Nama Sengkang juga membuat suku Bajau di Torosiaje ini dikenal orang hingga ke luar daerah.
“Karena selalu di dalam air, kulit tubuhnya mengalami masalah kesehatan, ini yang membedakan dengan kulit warga Bajau lainnya. Bahkan ada yang menyangka kulitnya telah tumbuh lumut,” tutur Rena, warga Bajau yang tinggal dekat dermaga desa.
Rena yakin Sengkang adalah perenang nomor satu di Torosiaje, bahkan mungkin di dunia. Karena seumur hidupnya berada di dalam air laut dan berenang mengelilingi laut Torosiaje.
Manusia laut ini memang telah menjadi ikon masyarakat bajau di Torosiaje. Kisahnya semakin menguatkan keberadaan suku Bajau sebagai perenang dan menyelam ulung.
Dia sempat memasuki usia dewasa sebelum meninggal dunia di dalam air.
Baca juga: Film Dokumenter The Call From the Sea Ungkap Masalah Laut dan Suku Bajau
Umar Pasandre menceritakan jasad Sengkang dikubur di dalam gundukan pasir yang menyembul di dekat perkampungan, ini adalah pekuburan lama suku bajau.
“Biasanya di tempat lain jika ada orang meninggal dunia akan digali dulu kuburnya sebelum prosesi penanganan mayat dilakukan, waktu Sengkang meninggal gundukan pasir digali setelah mayatnya tiba. Memang seperti kebiasaan waktu itu,” tutur Umar.

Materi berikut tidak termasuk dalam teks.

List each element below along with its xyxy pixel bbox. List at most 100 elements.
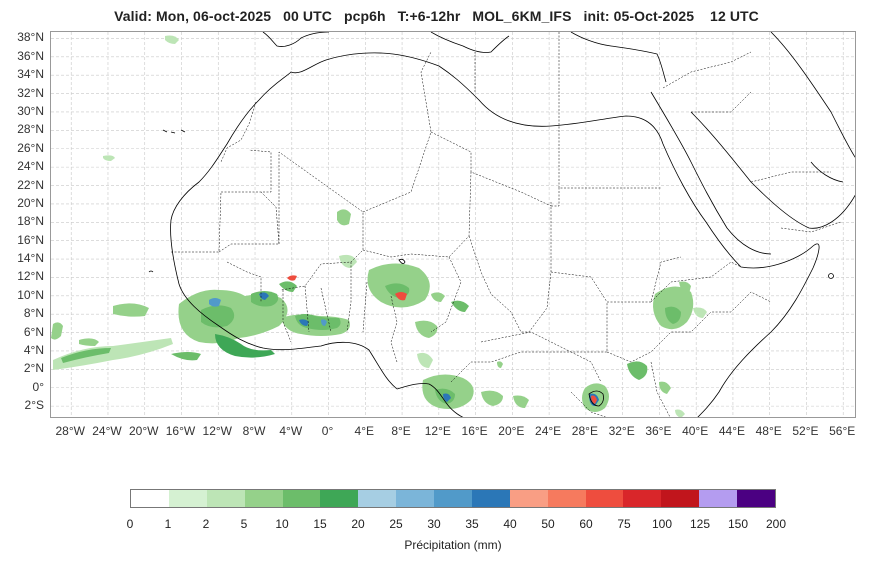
precip-cell	[679, 281, 691, 294]
latitude-label: 2°S	[24, 398, 44, 413]
longitude-label: 12°W	[202, 424, 233, 438]
colorbar-segment	[471, 490, 510, 507]
colorbar-segment	[206, 490, 245, 507]
precip-cell	[215, 334, 275, 358]
precip-cell	[675, 409, 685, 417]
colorbar-segment	[661, 490, 700, 507]
colorbar-segment	[434, 490, 472, 507]
precip-cell	[627, 361, 648, 380]
colorbar-tick-label: 35	[465, 517, 479, 531]
precip-cell	[103, 155, 115, 161]
precip-cell	[481, 390, 503, 406]
colorbar-tick-label: 60	[579, 517, 593, 531]
colorbar-tick-label: 2	[202, 517, 210, 531]
longitude-label: 48°E	[755, 424, 782, 438]
precip-cell	[279, 281, 297, 292]
precip-cell	[51, 322, 63, 340]
precipitation-map[interactable]	[50, 31, 856, 418]
colorbar-tick-label: 50	[541, 517, 555, 531]
colorbar-tick-label: 40	[503, 517, 517, 531]
precip-cell	[415, 320, 438, 338]
latitude-label: 26°N	[17, 140, 44, 155]
latitude-label: 10°N	[17, 287, 44, 302]
colorbar-segment	[396, 490, 434, 507]
precip-cell	[61, 348, 111, 363]
longitude-label: 4°E	[354, 424, 375, 438]
precip-cell	[451, 300, 469, 312]
precip-cell	[659, 381, 671, 394]
precip-cell	[295, 314, 341, 330]
precip-cell	[259, 292, 269, 300]
latitude-label: 8°N	[23, 306, 44, 321]
country-borders	[171, 32, 842, 417]
precip-cell	[165, 35, 179, 44]
longitude-label: 4°W	[279, 424, 303, 438]
precipitation-colorbar	[130, 489, 776, 508]
colorbar-tick-label: 20	[351, 517, 365, 531]
colorbar-tick-label: 125	[689, 517, 711, 531]
colorbar-tick-label: 15	[313, 517, 327, 531]
precip-cell	[287, 275, 297, 281]
longitude-label: 24°W	[92, 424, 122, 438]
longitude-label: 44°E	[718, 424, 745, 438]
colorbar-tick-label: 10	[275, 517, 289, 531]
longitude-label: 56°E	[829, 424, 856, 438]
colorbar-tick-label: 200	[765, 517, 787, 531]
precip-cell	[79, 338, 99, 346]
precip-cell	[171, 352, 201, 361]
longitude-label: 8°W	[242, 424, 266, 438]
longitude-label: 40°E	[682, 424, 709, 438]
colorbar-segment	[358, 490, 397, 507]
longitude-label: 52°E	[792, 424, 819, 438]
precip-cell	[209, 298, 221, 307]
latitude-label: 6°N	[23, 324, 44, 339]
longitude-label: 28°E	[571, 424, 598, 438]
map-title: Valid: Mon, 06-oct-2025 00 UTC pcp6h T:+…	[114, 8, 759, 24]
latitude-label: 2°N	[23, 361, 44, 376]
latitude-label: 12°N	[17, 269, 44, 284]
longitude-label: 8°E	[391, 424, 411, 438]
longitude-label: 0°	[321, 424, 334, 438]
precip-cell	[431, 292, 445, 302]
precip-cell	[339, 254, 357, 268]
precip-cell	[299, 319, 309, 326]
longitude-label: 20°W	[128, 424, 159, 438]
precip-cell	[417, 352, 433, 368]
precip-cell	[321, 319, 327, 326]
colorbar-segment	[320, 490, 359, 507]
latitude-label: 32°N	[17, 85, 44, 100]
longitude-label: 36°E	[645, 424, 672, 438]
colorbar-tick-label: 5	[240, 517, 248, 531]
colorbar-segment	[282, 490, 321, 507]
colorbar-tick-label: 30	[427, 517, 441, 531]
latitude-label: 36°N	[17, 48, 44, 63]
colorbar-segment	[623, 490, 662, 507]
colorbar-tick-label: 1	[164, 517, 172, 531]
latitude-label: 18°N	[17, 214, 44, 229]
precip-cell	[201, 305, 235, 328]
longitude-label: 32°E	[608, 424, 635, 438]
colorbar-segment	[699, 490, 737, 507]
latitude-label: 14°N	[17, 251, 44, 266]
colorbar-segment	[131, 490, 169, 507]
precip-cell	[591, 395, 597, 404]
longitude-label: 16°E	[461, 424, 488, 438]
latitude-label: 4°N	[23, 342, 44, 357]
latitude-label: 30°N	[17, 103, 44, 118]
colorbar-tick-label: 75	[617, 517, 631, 531]
latitude-label: 0°	[32, 379, 44, 394]
colorbar-tick-label: 0	[126, 517, 134, 531]
precip-cell	[113, 303, 149, 317]
longitude-label: 28°W	[55, 424, 85, 438]
graticule-grid	[51, 32, 855, 417]
precip-cell	[693, 307, 707, 318]
colorbar-tick-label: 25	[389, 517, 403, 531]
precip-cell	[443, 393, 451, 402]
colorbar-segment	[737, 490, 775, 507]
latitude-label: 28°N	[17, 122, 44, 137]
longitude-label: 12°E	[424, 424, 451, 438]
colorbar-label: Précipitation (mm)	[404, 538, 502, 552]
colorbar-tick-label: 100	[651, 517, 673, 531]
colorbar-segment	[547, 490, 586, 507]
precipitation-field	[51, 35, 707, 417]
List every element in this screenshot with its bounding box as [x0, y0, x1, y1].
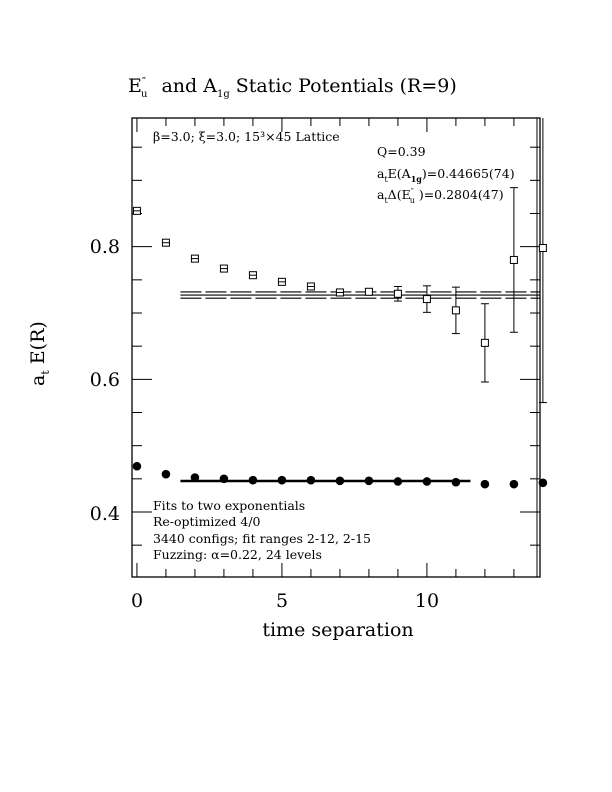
data-point-a1g [248, 475, 258, 485]
data-point-eu [393, 289, 402, 298]
axis-ticks [132, 118, 540, 577]
annotation-q: Q=0.39 [377, 144, 426, 159]
plot-frame [131, 117, 541, 578]
data-point-a1g [132, 461, 142, 471]
note-reoptimized: Re-optimized 4/0 [153, 514, 261, 529]
note-fuzzing: Fuzzing: α=0.22, 24 levels [153, 547, 322, 562]
x-tick-label-10: 10 [415, 590, 439, 612]
data-marks [132, 118, 548, 489]
data-point-a1g [393, 477, 403, 486]
data-point-a1g [538, 478, 548, 488]
data-point-a1g [161, 469, 171, 479]
fit-lines [180, 291, 540, 483]
data-point-eu [451, 306, 460, 315]
note-configs: 3440 configs; fit ranges 2-12, 2-15 [153, 531, 371, 546]
note-fits: Fits to two exponentials [153, 498, 305, 513]
data-point-eu [509, 255, 518, 264]
x-tick-label-5: 5 [276, 590, 288, 612]
annotation-lattice: β=3.0; ξ=3.0; 15³×45 Lattice [153, 129, 340, 144]
data-point-eu [538, 244, 547, 253]
data-point-a1g [480, 479, 490, 489]
data-point-eu [422, 295, 431, 304]
data-point-a1g [277, 475, 287, 485]
y-tick-label-0.4: 0.4 [90, 503, 120, 525]
data-point-a1g [335, 476, 345, 486]
data-point-eu [364, 287, 373, 296]
chart-title: E″ u and A1g Static Potentials (R=9) [128, 75, 457, 100]
annotation-eu-gap: atΔ(E″ u )=0.2804(47) [377, 187, 504, 205]
x-tick-label-0: 0 [131, 590, 143, 612]
data-point-a1g [190, 473, 200, 482]
data-point-a1g [451, 477, 461, 487]
data-point-a1g [509, 479, 519, 489]
data-point-a1g [306, 475, 316, 485]
data-point-a1g [422, 477, 432, 486]
y-tick-label-0.6: 0.6 [90, 369, 120, 391]
data-point-a1g [364, 476, 374, 486]
data-point-eu [480, 338, 489, 347]
y-tick-label-0.8: 0.8 [90, 236, 120, 258]
annotation-a1g-energy: atE(A1g)=0.44665(74) [377, 166, 515, 184]
y-axis-label: at E(R) [27, 321, 52, 386]
data-point-a1g [219, 474, 229, 484]
x-axis-label: time separation [262, 619, 413, 641]
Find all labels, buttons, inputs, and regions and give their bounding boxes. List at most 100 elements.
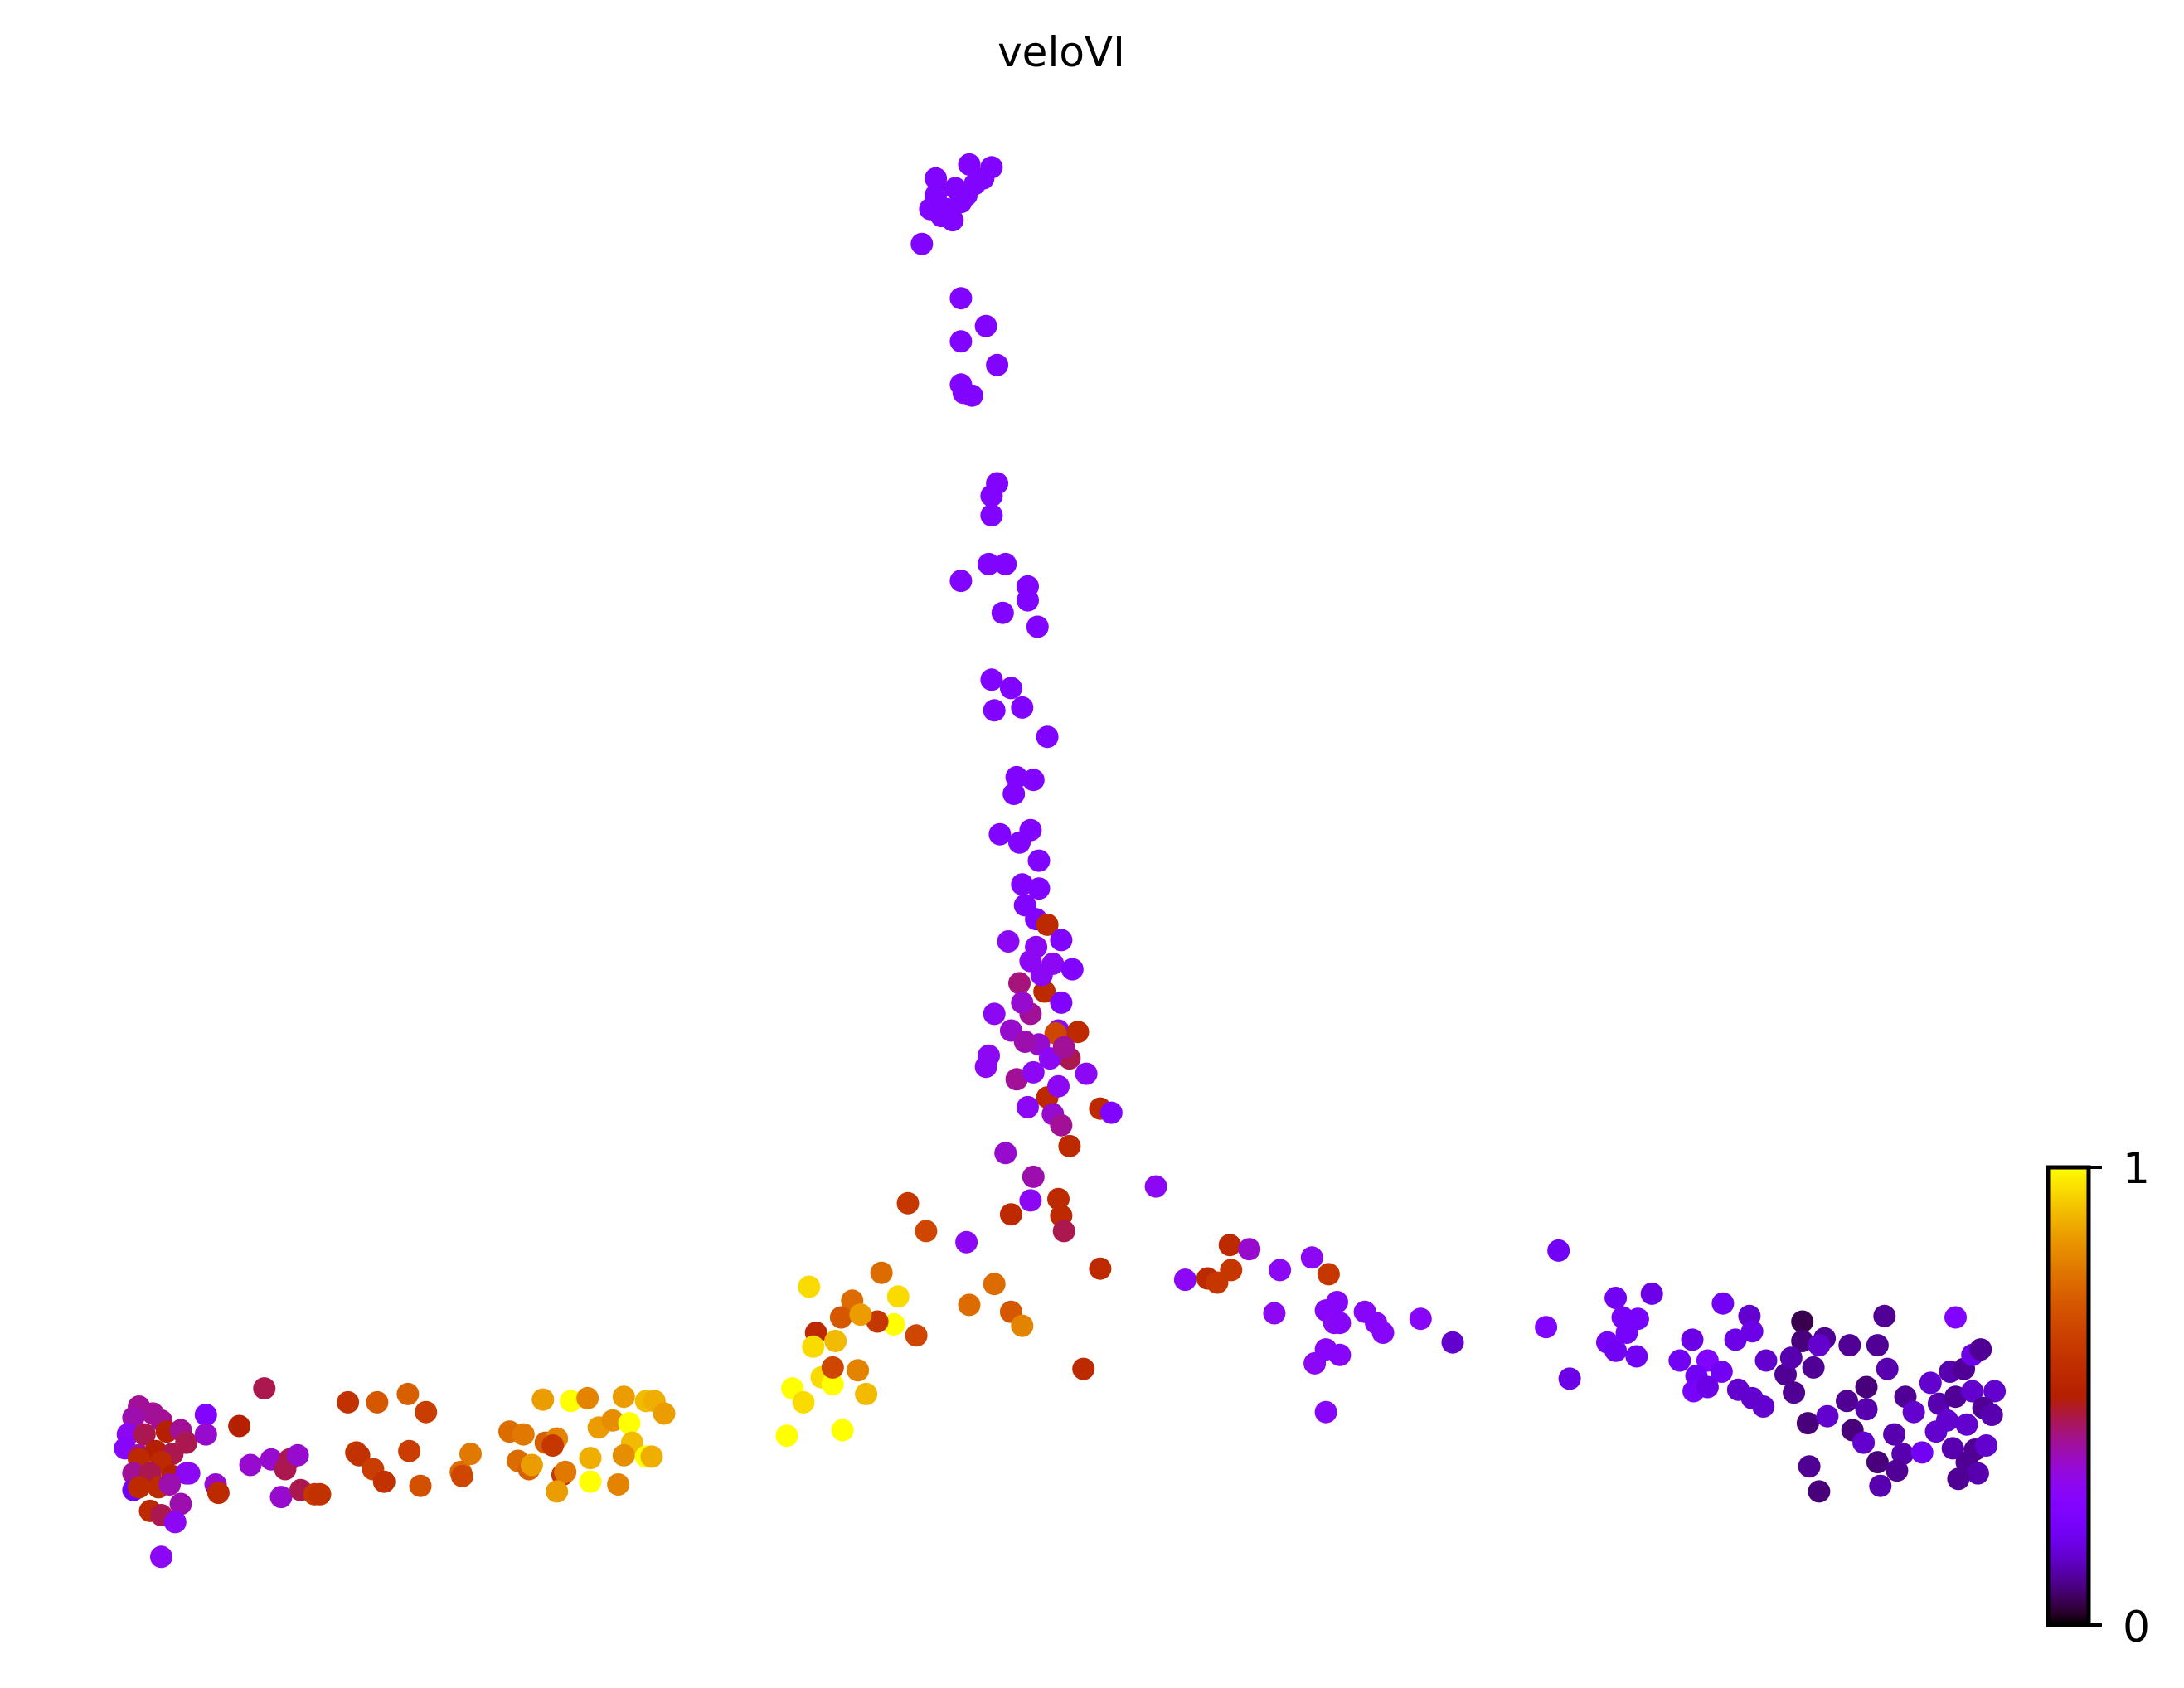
data-point xyxy=(949,570,973,593)
data-point xyxy=(337,1390,360,1414)
data-point xyxy=(983,1002,1006,1026)
data-point xyxy=(974,1055,997,1079)
data-point xyxy=(1798,1455,1821,1478)
data-point xyxy=(866,1310,889,1333)
data-point xyxy=(1711,1292,1735,1315)
data-point xyxy=(988,822,1012,846)
data-point xyxy=(1072,1357,1095,1380)
data-point xyxy=(512,1423,535,1446)
data-point xyxy=(1005,1068,1028,1091)
data-point xyxy=(1802,1356,1825,1379)
data-point xyxy=(1300,1246,1323,1269)
data-point xyxy=(1011,696,1034,719)
data-point xyxy=(450,1464,473,1487)
data-point xyxy=(986,353,1009,376)
data-point xyxy=(821,1356,844,1379)
data-point xyxy=(163,1511,187,1534)
data-point xyxy=(1441,1331,1464,1354)
data-point xyxy=(980,668,1003,691)
data-point xyxy=(775,1424,798,1448)
data-point xyxy=(1808,1334,1831,1357)
data-point xyxy=(612,1385,635,1409)
data-point xyxy=(541,1434,565,1457)
data-point xyxy=(1668,1349,1691,1372)
colorbar-tick-label-max: 1 xyxy=(2123,1144,2150,1194)
data-point xyxy=(1547,1239,1570,1262)
data-point xyxy=(1869,1474,1892,1497)
data-point xyxy=(1535,1316,1558,1339)
data-point xyxy=(640,1445,663,1468)
data-point xyxy=(882,1312,905,1336)
data-point xyxy=(415,1400,438,1424)
data-point xyxy=(1328,1312,1352,1335)
data-point xyxy=(239,1453,262,1477)
data-point xyxy=(1615,1322,1638,1344)
data-point xyxy=(1052,1036,1075,1059)
data-point xyxy=(618,1412,641,1435)
data-point xyxy=(952,381,975,405)
data-point xyxy=(1052,1220,1075,1243)
data-point xyxy=(194,1423,217,1446)
data-point xyxy=(1696,1375,1719,1399)
data-point xyxy=(999,677,1022,700)
data-point xyxy=(576,1386,599,1409)
data-point xyxy=(1983,1380,2007,1403)
data-point xyxy=(607,1473,630,1496)
data-point xyxy=(579,1447,602,1470)
data-point xyxy=(1027,849,1051,872)
data-point xyxy=(1558,1367,1581,1390)
data-point xyxy=(133,1423,156,1446)
data-point xyxy=(546,1480,569,1503)
data-point xyxy=(1902,1400,1925,1424)
data-point xyxy=(308,1482,332,1506)
data-point xyxy=(1710,1361,1733,1383)
data-point xyxy=(1779,1346,1803,1370)
data-point xyxy=(653,1402,676,1425)
colorbar-tick-label-min: 0 xyxy=(2123,1603,2150,1652)
data-point xyxy=(1873,1304,1896,1327)
data-point xyxy=(194,1404,217,1426)
data-point xyxy=(1924,1420,1948,1443)
data-point xyxy=(559,1390,582,1413)
data-point xyxy=(1625,1345,1648,1368)
data-point xyxy=(206,1482,230,1505)
data-point xyxy=(1060,958,1084,981)
data-point xyxy=(829,1306,852,1329)
data-point xyxy=(150,1545,172,1569)
data-point xyxy=(1754,1349,1778,1372)
data-point xyxy=(1011,873,1034,896)
data-point xyxy=(1027,877,1051,900)
data-point xyxy=(520,1453,543,1477)
data-point xyxy=(409,1474,432,1497)
data-point xyxy=(1025,935,1048,958)
data-point xyxy=(1047,1187,1070,1210)
data-point xyxy=(1005,765,1028,788)
data-point xyxy=(554,1460,577,1483)
data-point xyxy=(991,601,1014,624)
data-point xyxy=(1796,1412,1819,1435)
data-point xyxy=(1866,1451,1889,1474)
data-point xyxy=(949,287,973,310)
data-point xyxy=(1033,980,1056,1003)
data-point xyxy=(802,1335,825,1358)
data-point xyxy=(1050,1113,1073,1137)
data-point xyxy=(1036,725,1059,749)
data-point xyxy=(905,1324,928,1347)
data-point xyxy=(286,1443,309,1467)
data-point xyxy=(1409,1307,1432,1331)
data-point xyxy=(1218,1234,1241,1257)
data-point xyxy=(1022,1165,1045,1188)
data-point xyxy=(1724,1328,1747,1351)
data-point xyxy=(1966,1462,1989,1485)
data-point xyxy=(158,1473,182,1496)
colorbar-gradient xyxy=(2046,1165,2091,1627)
data-point xyxy=(1604,1287,1628,1309)
data-point xyxy=(1173,1268,1196,1292)
data-point xyxy=(1017,1095,1039,1118)
data-point xyxy=(1752,1395,1775,1418)
data-point xyxy=(1836,1390,1858,1413)
data-point xyxy=(579,1470,602,1493)
data-point xyxy=(1002,783,1026,805)
data-point xyxy=(1269,1259,1292,1282)
data-point xyxy=(1980,1404,2003,1426)
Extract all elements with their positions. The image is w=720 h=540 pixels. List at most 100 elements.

Cerita berbau mistik dituturkan oleh Rena. Dia mendapatkan informasi, selama ini ada roh laut yang memasuki tubuh Sengkang sehingga mampu bertahan hidup di dalam air sepanjang usianya.
Saat dia meninggal menandakan roh tersebut telah meninggalkan tubuh Sengkang.
Kisah Sengkang si manusia laut memang diliputi misteri, tapi kisah ini menjadi daya tarik suku Bajau di Torosiaje.
Suku Bajau memang tengah mengalami perubahan. Mereka sudah tidak lagi mengenal rumah perahu yang ditinggali sepanjang hidupnya untuk mengelana di laut.
Suku bajau kini telah memiliki rumah, memiliki radio dan pesawat televisi, punya kios atau warung makan, bahkan ada yang menyewakan kamarnya untuk penginapan para tamu.
Warga Bajau Torosiaje membangun rumahnya di atas laut yang terpisah dari daratan Pulau Sulawesi.
Baca juga: Hutan Mangrove Penolong Nelayan Suku Bajau Saat Musim Angin Barat
Mereka mendirikan rumah dengan tiang pancang batang kayu yang kokoh di atas gugusan karang.
Awalnya hanya beberapa rumah yang saling berjauhan, tapi lambat laun jumlah suku Bajau semakin banyak.
Setiap keluarga baru mendirikan rumah di sebelah rumah lama, hingga berjumlah ratusan rumah.
Orang laut ini juga telah lama mengenyam pendidikan di sekolah formal, di desa yang berada di tengah laut ini juga terdapat bangunan sekolah, juga masjid dan ruang pertemuan.
Perubahan sosial budaya ini merupakan bentuk adaptasi dari kehidupan nomaden, pengembara laut ke kehidupan yang menetap seiring perubahan zaman.
Namun pemukiman mereka masih berada di tengah laut, halaman rumah masih laut, kolong rumah berisi air laut.
Di tiang-tiang rumah mereka terikat soppe, perahu tradisional yang setiap saat digunakan untuk menangkap ikan dan teripang. Karena mereka tetap sebagai suku laut.